Some commonly identified confounding variables include baseline
characteristics of the cohort such as gender, age, cultural
background and socioeconomic level. Other confounding variables
could be identified as pre-existing medical conditions with
pathology similar to the pathology of interest in the study
age or with pathology that exacerbates the severity or progression
of the pathology of interest in the study.
Controlling for Confounding Variables
One way to control for confounding variables is to set the
inclusion/exclusion criteria to limit their presence within
the study population. For example, it might be reasonable
in a study on the effects on I.Q.of HIV-Associated
Dementia (HAD) to exclude those patients with a pre-existing
closed head trauma or cerebral stroke. In the same study,
age might be limited to young adults aged 21-35 to control
for the normal age effects on intellect seen in immature
and geriatric populations. The inclusion/exclusion criteria
serve as an assessment of eligibility, or checklist, for
participant enrollment to the study.
Another way to control for confounding variables is to include
the confound in the study population, but stratify the study
by the levels of the confounding variable. For example, socioeconomic
effects are commonly stratified by level of education achieved
and earned income. Gender might be an interesting confound
within the same study of HAD effects on intelligence, not
because males and females have essentially different IQ’s,
but because the HIV disease state underlying the observed
pathology may progress differently in males and females due
to their intrinsically different immune systems. Stratifying
for a confounding variable has the potential to identify
important and sometimes unanticipated effects.

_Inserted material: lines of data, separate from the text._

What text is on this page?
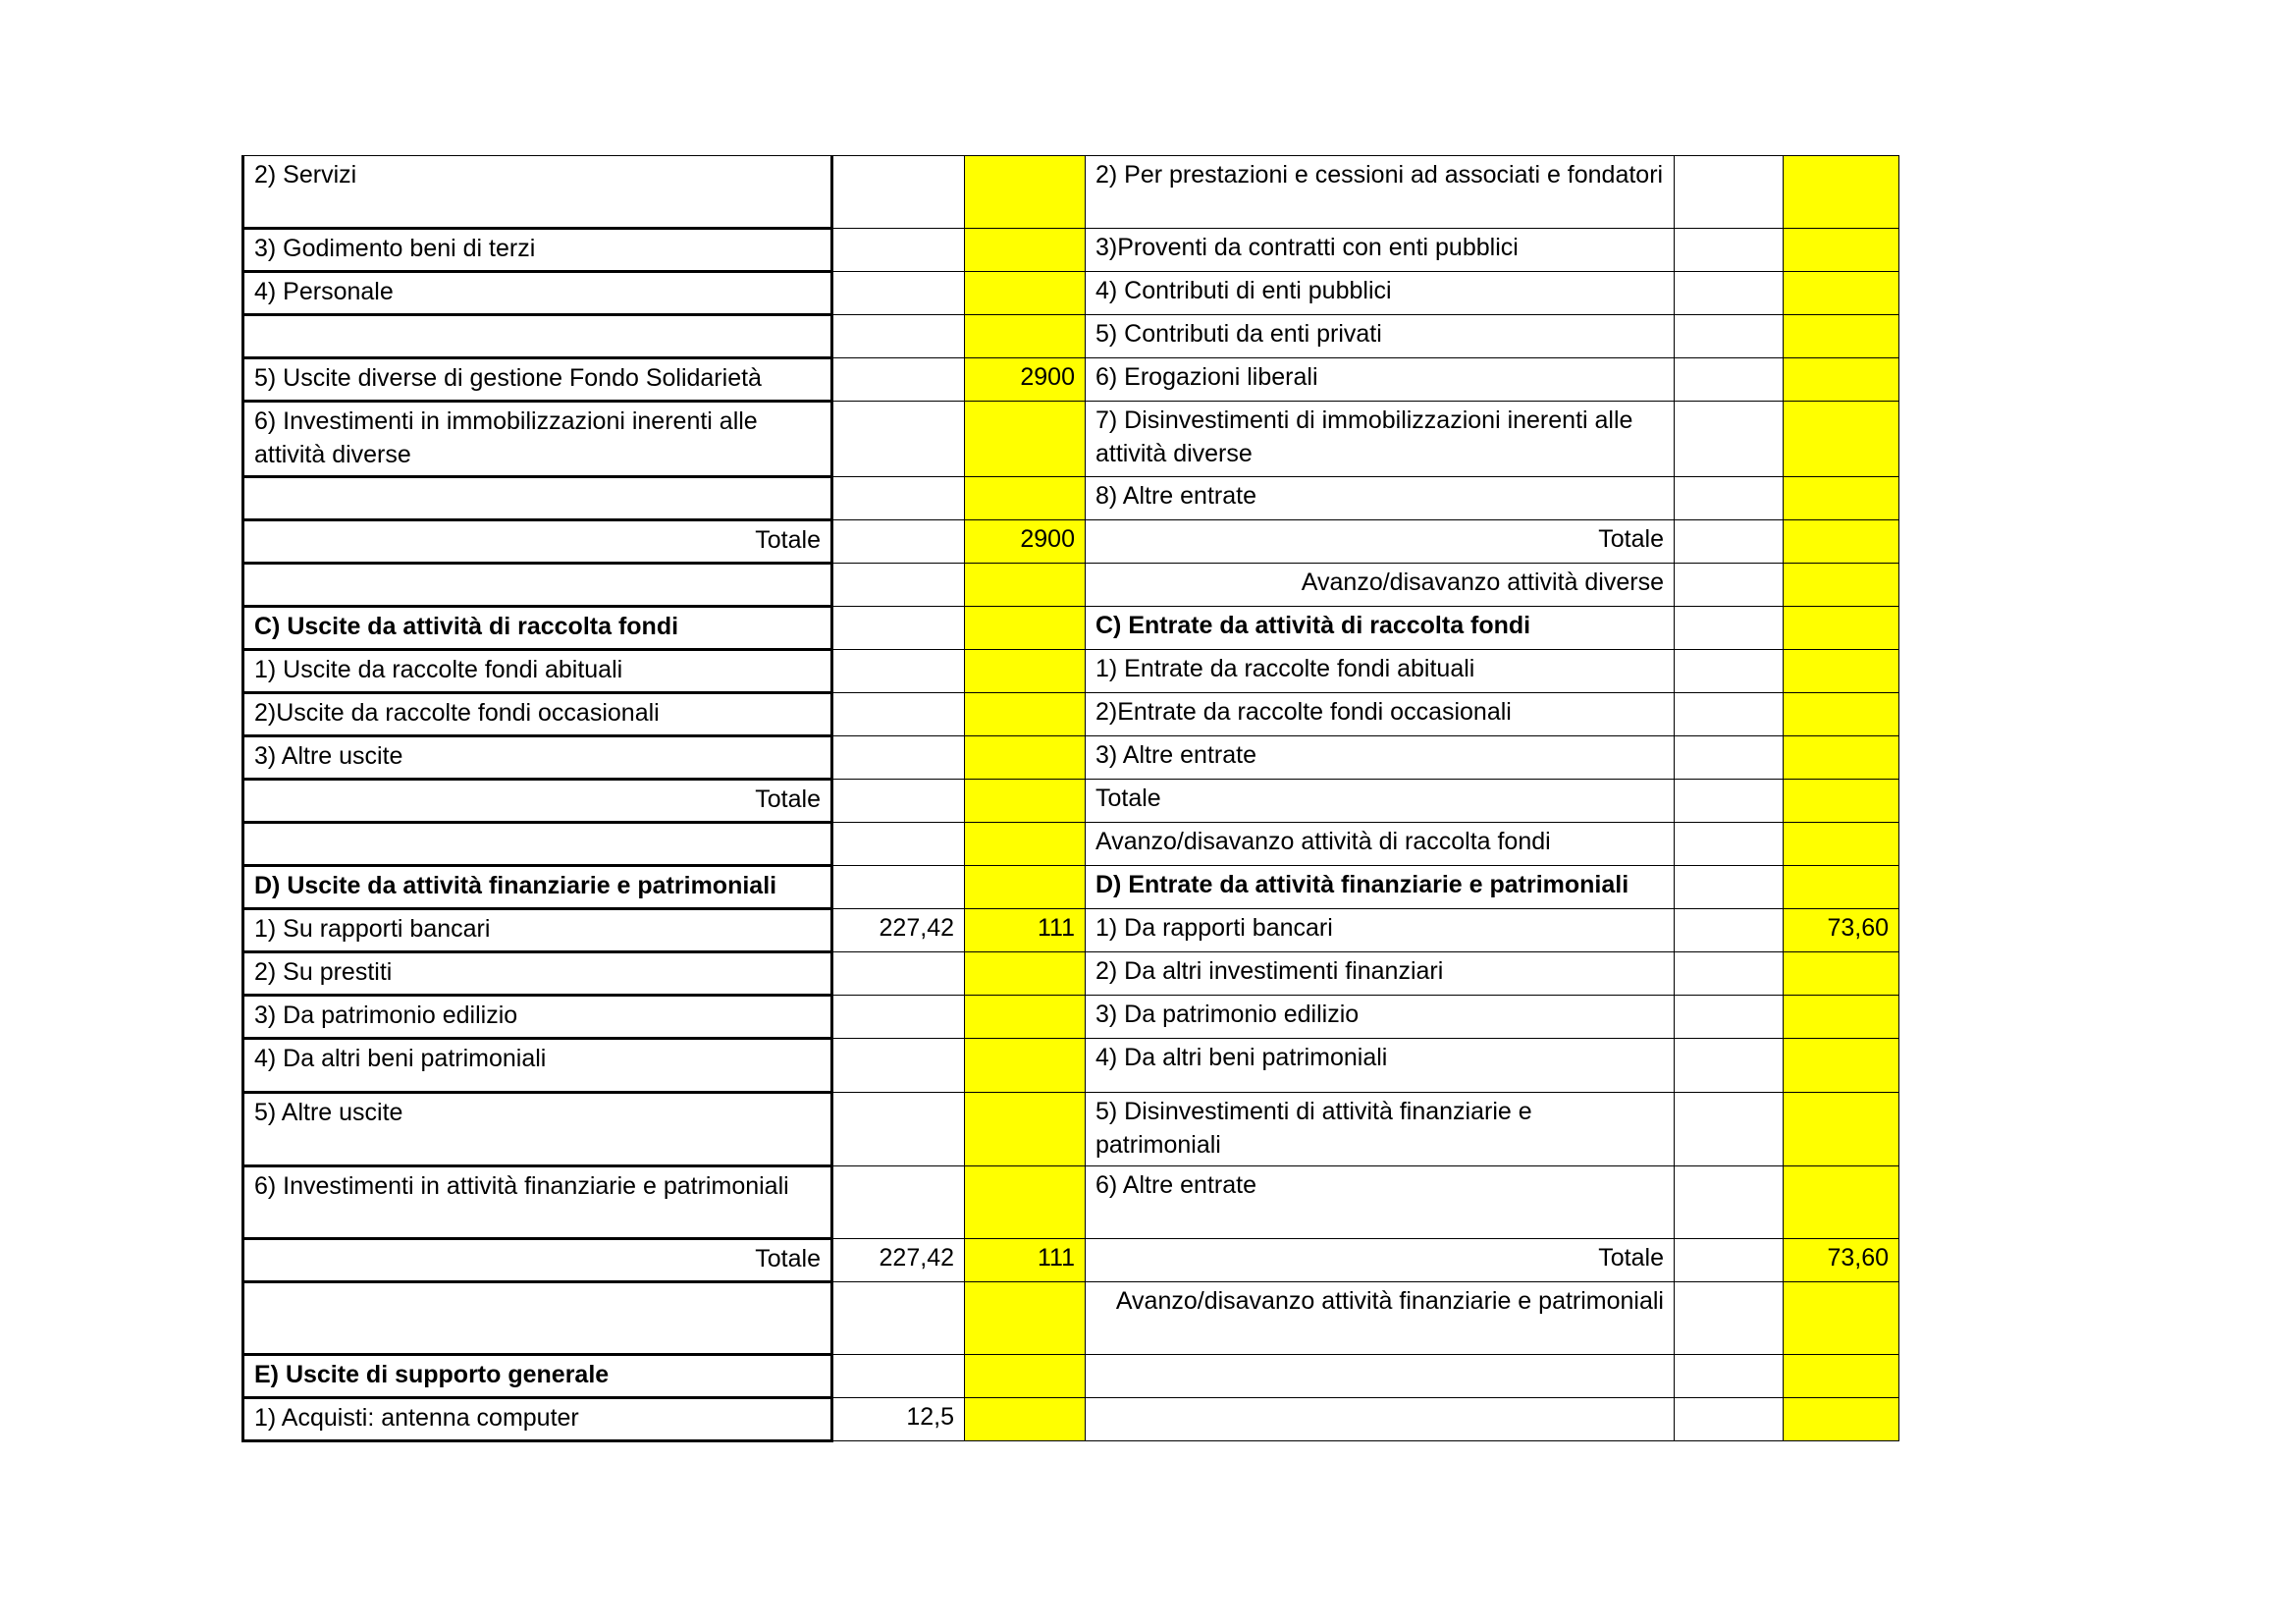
2) Servizi			2) Per prestazioni e cessioni ad associati e fondatori		
3) Godimento beni di terzi			3)Proventi da contratti con enti pubblici		
4) Personale			4) Contributi di enti pubblici		
			5) Contributi da enti privati		
5) Uscite diverse di gestione Fondo Solidarietà		2900	6) Erogazioni liberali		
6) Investimenti in immobilizzazioni inerenti alle attività diverse			7) Disinvestimenti di immobilizzazioni inerenti alle attività diverse		
			8) Altre entrate		
Totale		2900	Totale		
			Avanzo/disavanzo attività diverse		
C) Uscite da attività di raccolta fondi			C) Entrate da attività di raccolta fondi		
1) Uscite da raccolte fondi abituali			1) Entrate da raccolte fondi abituali		
2)Uscite da raccolte fondi occasionali			2)Entrate da raccolte fondi occasionali		
3) Altre uscite			3) Altre entrate		
Totale			Totale		
			Avanzo/disavanzo attività di raccolta fondi		
D) Uscite da attività finanziarie e patrimoniali			D) Entrate da attività finanziarie e patrimoniali		
1) Su rapporti bancari	227,42	111	1) Da rapporti bancari		73,60
2) Su prestiti			2) Da altri investimenti finanziari		
3) Da patrimonio edilizio			3) Da patrimonio edilizio		
4) Da altri beni patrimoniali			4) Da altri beni patrimoniali		
5) Altre uscite			5) Disinvestimenti di attività finanziarie e patrimoniali		
6) Investimenti in attività finanziarie e patrimoniali			6) Altre entrate		
Totale	227,42	111	Totale		73,60
			Avanzo/disavanzo attività finanziarie e patrimoniali		
E) Uscite di supporto generale					
1) Acquisti: antenna computer	12,5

Stratification and Hypothesis Testing
Stratification can also be used to test hypotheses. Consider
the following analytic retrospective case review study: The
response variable, (i.e., recommended level of nursing care
for a patient with C5 tetraplegia), may be stratified by
some factor of interest to test a hypothesis. In order to
test for intra-planner reliability, members of the cohort
from a single practitioner’s caseload may be grouped
according to the purpose and source of referral. Three groups
may include: (a) development of a life care plan referred
by defense counsel, (b) development of a life care plan referred
by plaintiff counsel, or (c) an independent medical examination.
The mean response variables may then be compared and group
differences identified. In this study the inclusion/exclusion
criteria would be set to limit the population to a single
life care planner’s caseload and to specifically include
patients referred from all three sources.